1. ## Pentagon Problem

Pentagon ABCDE

BC = CD = BD = AE

Perimeter (ABCDE) = 10

Find the sides of rectangle, for which the area of the pentagon will be maximum.

(sry for my english)

2. ## Re: Pentagon Problem

Let $BC = x$ and $AB = y$. The area of triangle BCD is $\frac{x^2 \sqrt{3}}{4}$, and the area of ABDE is $xy$. Hence the area of the pentagon P is

$[P] = \frac{x^2 \sqrt{3}}{4} + xy = \frac{x^2 \sqrt{3} + 4xy}{4}$

However you know that the perimeter is 10, so $3x + 2y = 10 \Rightarrow y = \frac{10-3x}{2}$. Substitute into the area equation to obtain

$[P] = \frac{x^2 \sqrt{3} + 4x(\frac{10-3x}{2}))}{4}$

Simplify, and differentiate both sides with respect to x and find critical points.
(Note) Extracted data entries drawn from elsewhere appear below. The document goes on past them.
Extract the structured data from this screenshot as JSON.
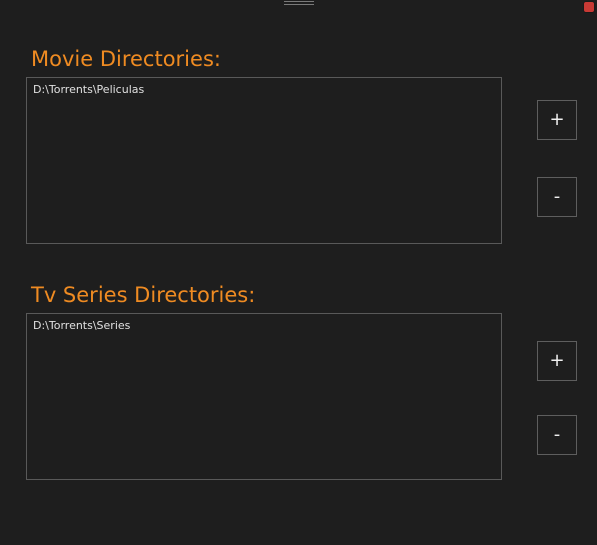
{
  "movies": {
    "title": "Movie Directories:",
    "items": [
      "D:\\Torrents\\Peliculas"
    ],
    "add_label": "+",
    "remove_label": "-"
  },
  "series": {
    "title": "Tv Series Directories:",
    "items": [
      "D:\\Torrents\\Series"
    ],
    "add_label": "+",
    "remove_label": "-"
  },
  "colors": {
    "accent": "#ef8b22",
    "background": "#1e1e1e",
    "border": "#595959",
    "close": "#c83a35"
  },
  "icons": {
    "drag": "drag-handle-icon",
    "close": "close-icon"
  }
}
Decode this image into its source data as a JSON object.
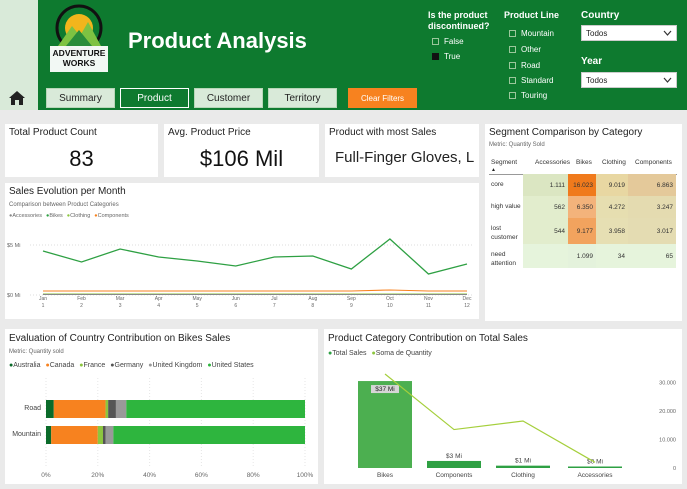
{
  "header": {
    "title": "Product Analysis",
    "logo_text_1": "ADVENTURE",
    "logo_text_2": "WORKS",
    "discontinued_label_1": "Is the product",
    "discontinued_label_2": "discontinued?",
    "discontinued_options": [
      {
        "label": "False",
        "checked": false
      },
      {
        "label": "True",
        "checked": true
      }
    ],
    "product_line_label": "Product Line",
    "product_line_options": [
      "Mountain",
      "Other",
      "Road",
      "Standard",
      "Touring"
    ],
    "country_label": "Country",
    "country_value": "Todos",
    "year_label": "Year",
    "year_value": "Todos"
  },
  "nav": {
    "tabs": [
      {
        "label": "Summary",
        "active": false
      },
      {
        "label": "Product",
        "active": true
      },
      {
        "label": "Customer",
        "active": false
      },
      {
        "label": "Territory",
        "active": false
      }
    ],
    "clear_label": "Clear Filters"
  },
  "kpis": {
    "count_title": "Total Product Count",
    "count_value": "83",
    "price_title": "Avg. Product Price",
    "price_value": "$106 Mil",
    "top_title": "Product with most Sales",
    "top_value": "Full-Finger Gloves, L"
  },
  "segment": {
    "title": "Segment Comparison by Category",
    "metric": "Metric: Quantity Sold",
    "columns": [
      "Segment",
      "Accessories",
      "Bikes",
      "Clothing",
      "Components"
    ],
    "rows": [
      {
        "segment": "core",
        "values": [
          "1.111",
          "16.023",
          "9.019",
          "6.863"
        ]
      },
      {
        "segment": "high value",
        "values": [
          "562",
          "6.350",
          "4.272",
          "3.247"
        ]
      },
      {
        "segment": "lost customer",
        "values": [
          "544",
          "9.177",
          "3.958",
          "3.017"
        ]
      },
      {
        "segment": "need attention",
        "values": [
          "",
          "1.099",
          "34",
          "65"
        ]
      }
    ],
    "cell_colors": [
      [
        "#dbe6c2",
        "#f07a1c",
        "#e8d7a2",
        "#e4c99a"
      ],
      [
        "#e2edcd",
        "#f3b37b",
        "#e6deb0",
        "#e4dbb0"
      ],
      [
        "#e2edcd",
        "#f2a35e",
        "#e6dfb3",
        "#e4dcb2"
      ],
      [
        "#e6f4dc",
        "#e4f2dc",
        "#e6f4dc",
        "#e6f4dc"
      ]
    ]
  },
  "sales_evolution": {
    "title": "Sales Evolution per Month",
    "subtitle": "Comparison between Product Categories",
    "legend": [
      {
        "label": "Accessories",
        "color": "#888888"
      },
      {
        "label": "Bikes",
        "color": "#2ea043"
      },
      {
        "label": "Clothing",
        "color": "#8cc63f"
      },
      {
        "label": "Components",
        "color": "#f7821f"
      }
    ],
    "y_ticks": [
      "$5 Mi",
      "$0 Mi"
    ],
    "months": [
      {
        "m": "Jan",
        "n": "1"
      },
      {
        "m": "Feb",
        "n": "2"
      },
      {
        "m": "Mar",
        "n": "3"
      },
      {
        "m": "Apr",
        "n": "4"
      },
      {
        "m": "May",
        "n": "5"
      },
      {
        "m": "Jun",
        "n": "6"
      },
      {
        "m": "Jul",
        "n": "7"
      },
      {
        "m": "Aug",
        "n": "8"
      },
      {
        "m": "Sep",
        "n": "9"
      },
      {
        "m": "Oct",
        "n": "10"
      },
      {
        "m": "Nov",
        "n": "11"
      },
      {
        "m": "Dec",
        "n": "12"
      }
    ]
  },
  "country_contrib": {
    "title": "Evaluation of Country Contribution on Bikes Sales",
    "metric": "Metric: Quantity sold",
    "x_ticks": [
      "0%",
      "20%",
      "40%",
      "60%",
      "80%",
      "100%"
    ]
  },
  "category_contrib": {
    "title": "Product Category Contribution on Total Sales",
    "legend": [
      {
        "label": "Total Sales",
        "color": "#2ea043"
      },
      {
        "label": "Soma de Quantity",
        "color": "#8cc63f"
      }
    ],
    "y2_ticks": [
      "30.000",
      "20.000",
      "10.000",
      "0"
    ]
  },
  "chart_data": [
    {
      "type": "line",
      "title": "Sales Evolution per Month",
      "x": [
        "Jan",
        "Feb",
        "Mar",
        "Apr",
        "May",
        "Jun",
        "Jul",
        "Aug",
        "Sep",
        "Oct",
        "Nov",
        "Dec"
      ],
      "ylim": [
        0,
        7
      ],
      "series": [
        {
          "name": "Bikes",
          "values": [
            4.4,
            3.3,
            4.6,
            3.8,
            3.4,
            2.9,
            3.8,
            3.9,
            2.6,
            5.6,
            2.1,
            3.1
          ]
        },
        {
          "name": "Components",
          "values": [
            0.4,
            0.4,
            0.4,
            0.4,
            0.4,
            0.4,
            0.4,
            0.4,
            0.4,
            0.5,
            0.4,
            0.4
          ]
        },
        {
          "name": "Clothing",
          "values": [
            0.1,
            0.1,
            0.1,
            0.1,
            0.1,
            0.1,
            0.1,
            0.1,
            0.1,
            0.1,
            0.1,
            0.1
          ]
        },
        {
          "name": "Accessories",
          "values": [
            0.05,
            0.05,
            0.05,
            0.05,
            0.05,
            0.05,
            0.05,
            0.05,
            0.05,
            0.05,
            0.05,
            0.05
          ]
        }
      ]
    },
    {
      "type": "bar",
      "title": "Evaluation of Country Contribution on Bikes Sales",
      "categories": [
        "Road",
        "Mountain"
      ],
      "stacked": true,
      "horizontal": true,
      "xlim": [
        0,
        100
      ],
      "series": [
        {
          "name": "Australia",
          "color": "#0b6b2a",
          "values": [
            3,
            2
          ]
        },
        {
          "name": "Canada",
          "color": "#f7821f",
          "values": [
            20,
            18
          ]
        },
        {
          "name": "France",
          "color": "#8cc63f",
          "values": [
            1,
            2
          ]
        },
        {
          "name": "Germany",
          "color": "#555555",
          "values": [
            3,
            1
          ]
        },
        {
          "name": "United Kingdom",
          "color": "#999999",
          "values": [
            4,
            3
          ]
        },
        {
          "name": "United States",
          "color": "#2eb53e",
          "values": [
            69,
            74
          ]
        }
      ]
    },
    {
      "type": "bar",
      "title": "Product Category Contribution on Total Sales",
      "categories": [
        "Bikes",
        "Components",
        "Clothing",
        "Accessories"
      ],
      "series": [
        {
          "name": "Total Sales",
          "values": [
            37,
            3,
            1,
            0
          ],
          "labels": [
            "$37 Mi",
            "$3 Mi",
            "$1 Mi",
            "$0 Mi"
          ]
        },
        {
          "name": "Soma de Quantity",
          "values": [
            33000,
            13500,
            16500,
            2000
          ]
        }
      ],
      "y2lim": [
        0,
        33000
      ]
    }
  ]
}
3. ## Re: Pentagon Problem

the answer is 10/(6-sqr(3)) and (15-5sqr(3))/(6-sqr(3)) but i cant get those answers

4. ## Re: Pentagon Problem

Originally Posted by Telo
Find the sides of rectangle, for which the area of the pentagon will be maximum.
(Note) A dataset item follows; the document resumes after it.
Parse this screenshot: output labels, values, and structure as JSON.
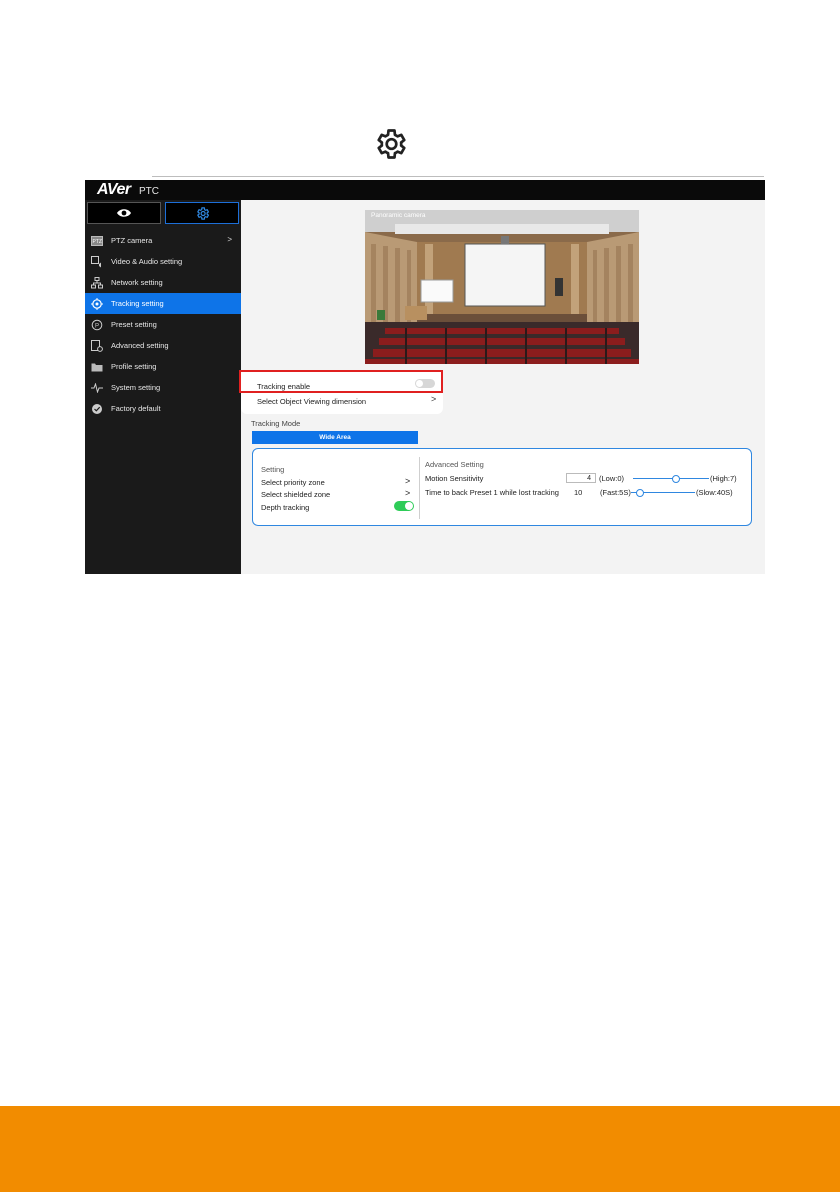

Suppose that the vertical sides of the rectangle each have length $a,$ and suppose that the other sides have length $b.$

The area of the pentagon is

$A = ab + \frac12b\left(\frac{\sqrt3}2b \right)$

$\Rightarrow A = ab + \frac{b^2\sqrt3}4,$

and the perimeter is

$P = 2a + 3b = 10$

$\Rightarrow b = \frac13\left(10 - 2a\right).$

Substituting this into the area equation above produces

$A = a\left[\frac13(10-2a)\right] + \left[\frac13(10-2a)\right]^2\frac{\sqrt3}4$

$= \frac19\left[\left(\sqrt3-6\right)a^2 + \left(30 - 10\sqrt3\right)a + 25\sqrt3\right]$

Differentiating,

$\frac{dA}{da} = \frac19\left[\left(2\sqrt3 - 12\right)a + 30 - 10\sqrt3\right]$

We locate the critical value:

$\frac{dA}{da} = 0$

$\Rightarrow\frac19\left[\left(2\sqrt3 - 12\right)a + 30 - 10\sqrt3\right]=0$

$\Rightarrow\left(2\sqrt3 - 12\right)a = 10\sqrt3 - 30$

$\Rightarrow a = \frac{10\sqrt3 - 30}{2\sqrt3 - 12} = \frac{5\sqrt3 - 15}{\sqrt3 - 6}$

$\Rightarrow a = \frac{15 - 5\sqrt3}{6 - \sqrt3}$

Now you can find $b.$

5. ## Re: Pentagon Problem

Originally Posted by richard1234
However you know that the perimeter is 10, so $4x + 2y = 10 \Rightarrow y = 5-2x$.
Small correction: that should be $3x + 2y = 10.$ We want the perimeter of the pentagon, so we just need the outer sides.

thanks alot!

7. ## Re: Pentagon Problem

@Reckoner whoops. Can't do math in my head anymore lol. I just fixed my original post.